Point-In-Time-Count finds 8,102 homeless in San Diego County
Published - 04/30/19 - 08:15 AM | 3053 views | 0 0 comments | 57 57 recommendations | email to a friend | print
The annual count of the region’s homeless population found that at the minimum there are 8,102 homeless San Diegans living on the streets or in shelters on any given night in San Diego County.

The Point-in-Time Count found that the number of unsheltered homeless individuals in San Diego County was 3,626 and the number of homeless individuals in shelters was 4,476. Ten percent of the homeless population are veterans, 36 percent reported having a physical disability, 12 percent of the total population are under the age of 24, and 3 percent are families with at least one child.

The Point-In-Time-Count, or more commonly known as WeAllCount, started in the early morning hours on Friday, Jan. 25 with more than 1,500 volunteers and outreach workers across the region utilizing a strengthened methodology, focused on engaging the homeless population directly, with one-on-one conversations guided by informed questions, wherever they might be experiencing homelessness.

The Regional Task Force on the Homeless (RTFH) is charged with completing this important annual count that is critical in securing federal funding for needed housing and services.

“We have leveraged the capacity and resources of the Regional Task Force as an expert on homelessness to deliver an accurate and verifiable count that has already improved our understanding of this vulnerable population,” said Councilmember Chris Ward, who chairs the RTFH.

“The improved methods used focus on direct, consistent engagement with homeless San Diegans and align us with nationally recognized best-practices. This improved outreach methodology sets the tone for formalizing and standardizing a qualified outreach protocol for use throughout the county,” Ward said.

In 2017, the Regional Task Force on the Homeless and the local Continuum of Care (CoC) formally merged into one organization focused on a singular goal: to end chronic homelessness in the San Diego region. Since then, the RTFH has positioned itself as a resource for local governments and stakeholders, ready to provide data and insight, inform policy, and coordinate resources to strengthen our region’s collective impact on homelessness.

“The County of San Diego works collaboratively with local governments and our community partners, to connect people experiencing homelessness with resources that put them on a path to a healthier, more stable life,” said Supervisor Nathan Fletcher, board member of the RTFH. “Now that we have a clearer, more precise picture of the individuals’ needs, we are going to be able to establish the right mix of services and programs to those experiencing homelessness.”

“I want to thank all the volunteers who turned out for this count in San Diego,” said Tamera Kohler, CEO of the RTFH. “Homelessness is a complex issue but efforts to collect information directly from San Diegans experiencing homelessness will provide the precise, actionable information needed to better set polices, direct funding, and inform the public.

“I look forward to improving the data we receive from the annual PITC and will continue to engage with local governments to strengthen our regions collective response to homelessness,” Kohler said.

The count is now focused on engaging homeless San Diegans who spend the night in conditions considered unsheltered: park benches, sidewalks, tents, and vehicles.

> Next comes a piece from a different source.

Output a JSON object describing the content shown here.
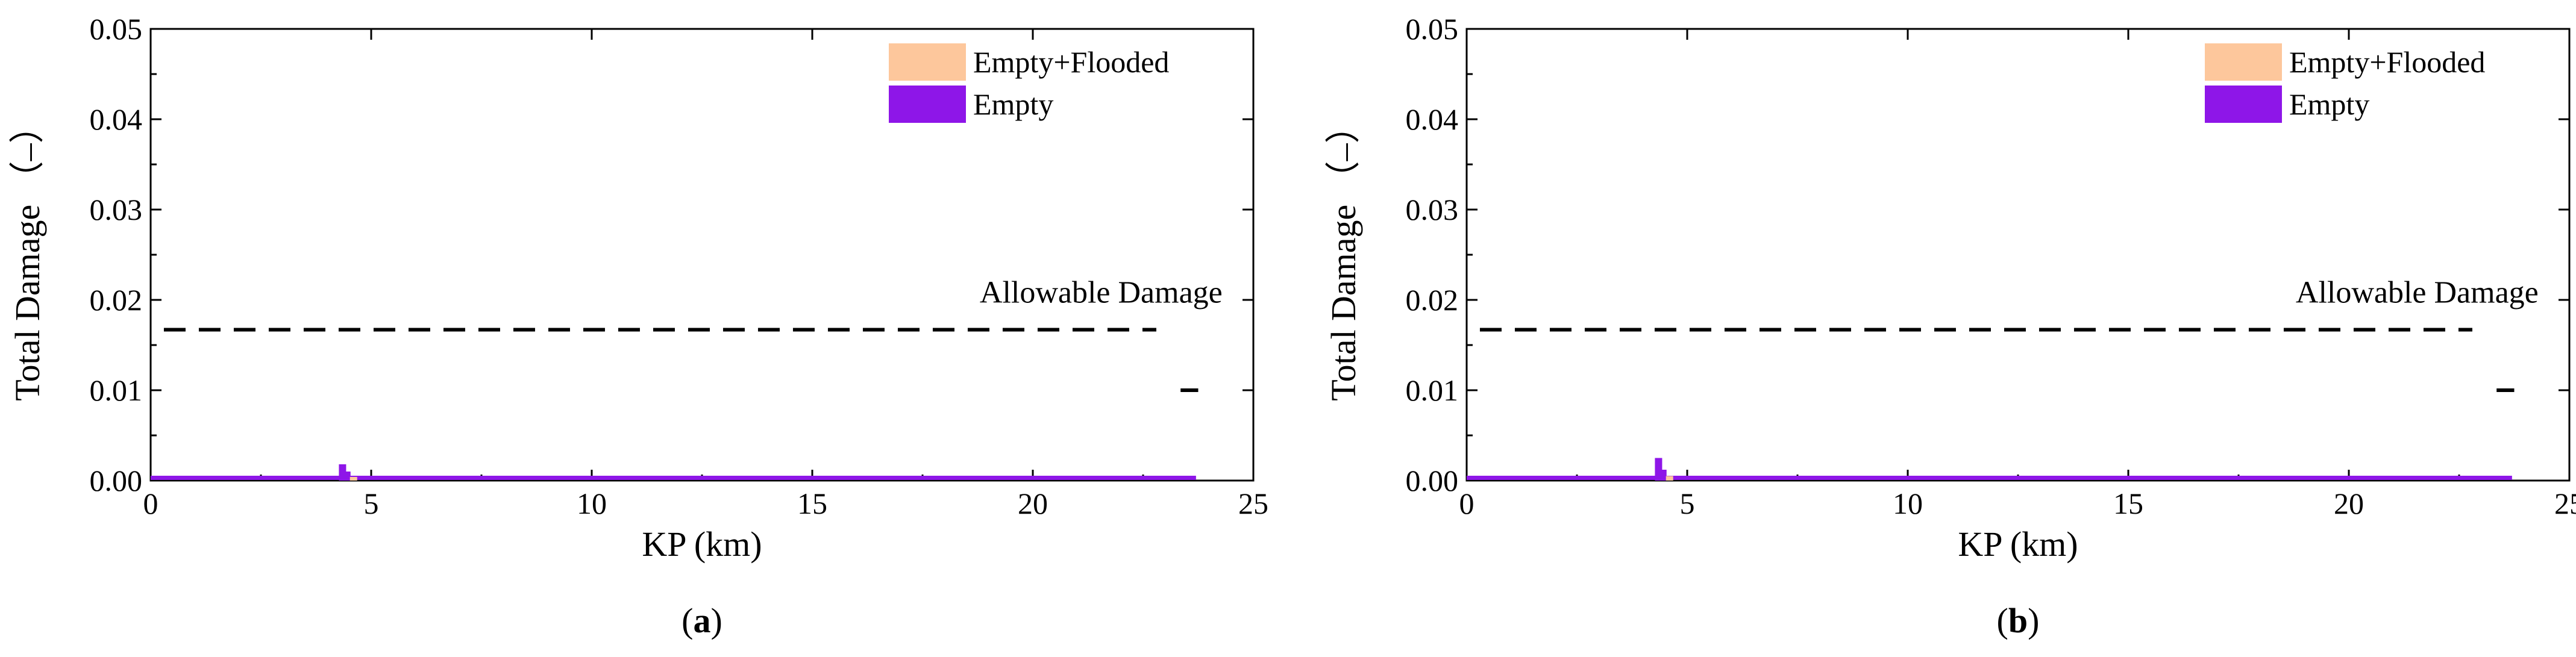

In the past, vehicles and tents were counted and then an assumption was made that each held two people.

This year, volunteers included in the count the actual number of people sleeping in vehicles or tents who were engaged or visibly seen by volunteers and staff. This specific change improves the accuracy of the count and coupled with the wider reach of interactions, will help agencies better serve this population.

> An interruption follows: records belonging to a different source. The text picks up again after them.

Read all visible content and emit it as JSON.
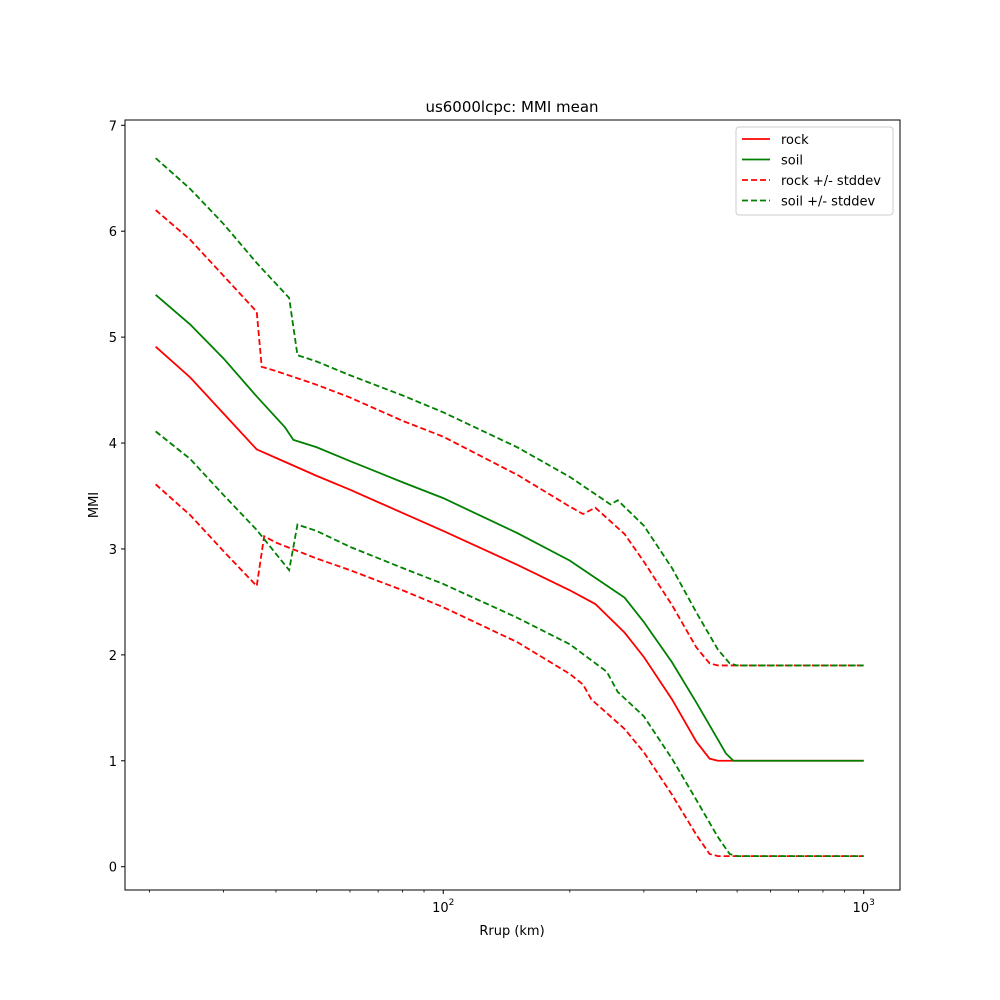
{
  "chart_data": {
    "type": "line",
    "title": "us6000lcpc: MMI mean",
    "xlabel": "Rrup (km)",
    "ylabel": "MMI",
    "xscale": "log",
    "xlim": [
      17.5,
      1220
    ],
    "ylim": [
      -0.22,
      7.05
    ],
    "yticks": [
      "0",
      "1",
      "2",
      "3",
      "4",
      "5",
      "6",
      "7"
    ],
    "xticks": [
      {
        "base": "10",
        "exp": "2",
        "value": 100
      },
      {
        "base": "10",
        "exp": "3",
        "value": 1000
      }
    ],
    "grid": false,
    "legend": {
      "placement": "upper right",
      "entries": [
        "rock",
        "soil",
        "rock +/- stddev",
        "soil +/- stddev"
      ]
    },
    "series": [
      {
        "name": "rock",
        "color": "#ff0000",
        "style": "solid",
        "points": [
          [
            20.7,
            4.91
          ],
          [
            25,
            4.62
          ],
          [
            30,
            4.28
          ],
          [
            36,
            3.94
          ],
          [
            40,
            3.86
          ],
          [
            50,
            3.69
          ],
          [
            60,
            3.56
          ],
          [
            80,
            3.34
          ],
          [
            100,
            3.17
          ],
          [
            150,
            2.85
          ],
          [
            200,
            2.61
          ],
          [
            230,
            2.48
          ],
          [
            270,
            2.21
          ],
          [
            300,
            1.98
          ],
          [
            350,
            1.58
          ],
          [
            400,
            1.18
          ],
          [
            430,
            1.02
          ],
          [
            450,
            1.0
          ],
          [
            500,
            1.0
          ],
          [
            700,
            1.0
          ],
          [
            1000,
            1.0
          ]
        ]
      },
      {
        "name": "soil",
        "color": "#008000",
        "style": "solid",
        "points": [
          [
            20.7,
            5.4
          ],
          [
            25,
            5.12
          ],
          [
            30,
            4.8
          ],
          [
            36,
            4.44
          ],
          [
            42,
            4.15
          ],
          [
            44,
            4.03
          ],
          [
            50,
            3.96
          ],
          [
            60,
            3.83
          ],
          [
            80,
            3.63
          ],
          [
            100,
            3.48
          ],
          [
            150,
            3.15
          ],
          [
            200,
            2.89
          ],
          [
            250,
            2.63
          ],
          [
            270,
            2.54
          ],
          [
            300,
            2.31
          ],
          [
            350,
            1.93
          ],
          [
            400,
            1.55
          ],
          [
            450,
            1.2
          ],
          [
            470,
            1.07
          ],
          [
            490,
            1.0
          ],
          [
            500,
            1.0
          ],
          [
            700,
            1.0
          ],
          [
            1000,
            1.0
          ]
        ]
      },
      {
        "name": "rock +/- stddev",
        "color": "#ff0000",
        "style": "dashed",
        "points": [
          [
            20.7,
            6.2
          ],
          [
            25,
            5.92
          ],
          [
            30,
            5.58
          ],
          [
            36,
            5.24
          ],
          [
            37,
            4.72
          ],
          [
            40,
            4.68
          ],
          [
            50,
            4.55
          ],
          [
            60,
            4.43
          ],
          [
            80,
            4.21
          ],
          [
            100,
            4.06
          ],
          [
            150,
            3.7
          ],
          [
            200,
            3.4
          ],
          [
            215,
            3.33
          ],
          [
            230,
            3.39
          ],
          [
            270,
            3.14
          ],
          [
            300,
            2.88
          ],
          [
            350,
            2.47
          ],
          [
            400,
            2.07
          ],
          [
            430,
            1.92
          ],
          [
            450,
            1.9
          ],
          [
            500,
            1.9
          ],
          [
            700,
            1.9
          ],
          [
            1000,
            1.9
          ]
        ]
      },
      {
        "name": "rock +/- stddev",
        "color": "#ff0000",
        "style": "dashed",
        "points": [
          [
            20.7,
            3.61
          ],
          [
            25,
            3.32
          ],
          [
            30,
            2.98
          ],
          [
            36,
            2.65
          ],
          [
            37.5,
            3.12
          ],
          [
            40,
            3.06
          ],
          [
            50,
            2.91
          ],
          [
            60,
            2.8
          ],
          [
            80,
            2.61
          ],
          [
            100,
            2.45
          ],
          [
            150,
            2.12
          ],
          [
            200,
            1.82
          ],
          [
            215,
            1.72
          ],
          [
            225,
            1.58
          ],
          [
            270,
            1.3
          ],
          [
            300,
            1.08
          ],
          [
            350,
            0.68
          ],
          [
            400,
            0.3
          ],
          [
            430,
            0.12
          ],
          [
            450,
            0.1
          ],
          [
            500,
            0.1
          ],
          [
            700,
            0.1
          ],
          [
            1000,
            0.1
          ]
        ]
      },
      {
        "name": "soil +/- stddev",
        "color": "#008000",
        "style": "dashed",
        "points": [
          [
            20.7,
            6.69
          ],
          [
            25,
            6.4
          ],
          [
            30,
            6.07
          ],
          [
            36,
            5.7
          ],
          [
            43,
            5.37
          ],
          [
            45,
            4.83
          ],
          [
            50,
            4.77
          ],
          [
            60,
            4.64
          ],
          [
            80,
            4.45
          ],
          [
            100,
            4.29
          ],
          [
            150,
            3.96
          ],
          [
            200,
            3.68
          ],
          [
            250,
            3.42
          ],
          [
            260,
            3.46
          ],
          [
            300,
            3.22
          ],
          [
            350,
            2.82
          ],
          [
            400,
            2.4
          ],
          [
            450,
            2.05
          ],
          [
            480,
            1.92
          ],
          [
            500,
            1.9
          ],
          [
            700,
            1.9
          ],
          [
            1000,
            1.9
          ]
        ]
      },
      {
        "name": "soil +/- stddev",
        "color": "#008000",
        "style": "dashed",
        "points": [
          [
            20.7,
            4.11
          ],
          [
            25,
            3.85
          ],
          [
            30,
            3.51
          ],
          [
            36,
            3.18
          ],
          [
            43,
            2.8
          ],
          [
            45,
            3.23
          ],
          [
            50,
            3.17
          ],
          [
            60,
            3.02
          ],
          [
            80,
            2.82
          ],
          [
            100,
            2.67
          ],
          [
            150,
            2.35
          ],
          [
            200,
            2.1
          ],
          [
            245,
            1.84
          ],
          [
            260,
            1.65
          ],
          [
            300,
            1.42
          ],
          [
            350,
            1.02
          ],
          [
            400,
            0.63
          ],
          [
            450,
            0.28
          ],
          [
            480,
            0.12
          ],
          [
            500,
            0.1
          ],
          [
            700,
            0.1
          ],
          [
            1000,
            0.1
          ]
        ]
      }
    ]
  }
}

“Continuum of Cares across Southern California have updated the methodology used to count their respective homeless populations,” said Joe Colletti, chief executive officer of Hub for Urban Initiatives. “Of the 13 Southern California CoCs, only Los Angeles uses a multiplier to count homeless persons in vehicles and structures. “The RTFH has chosen to follow HUD guidelines and only count individuals in vehicles or structures that are visible and can verbally confirm their situations, leading to more precise results.”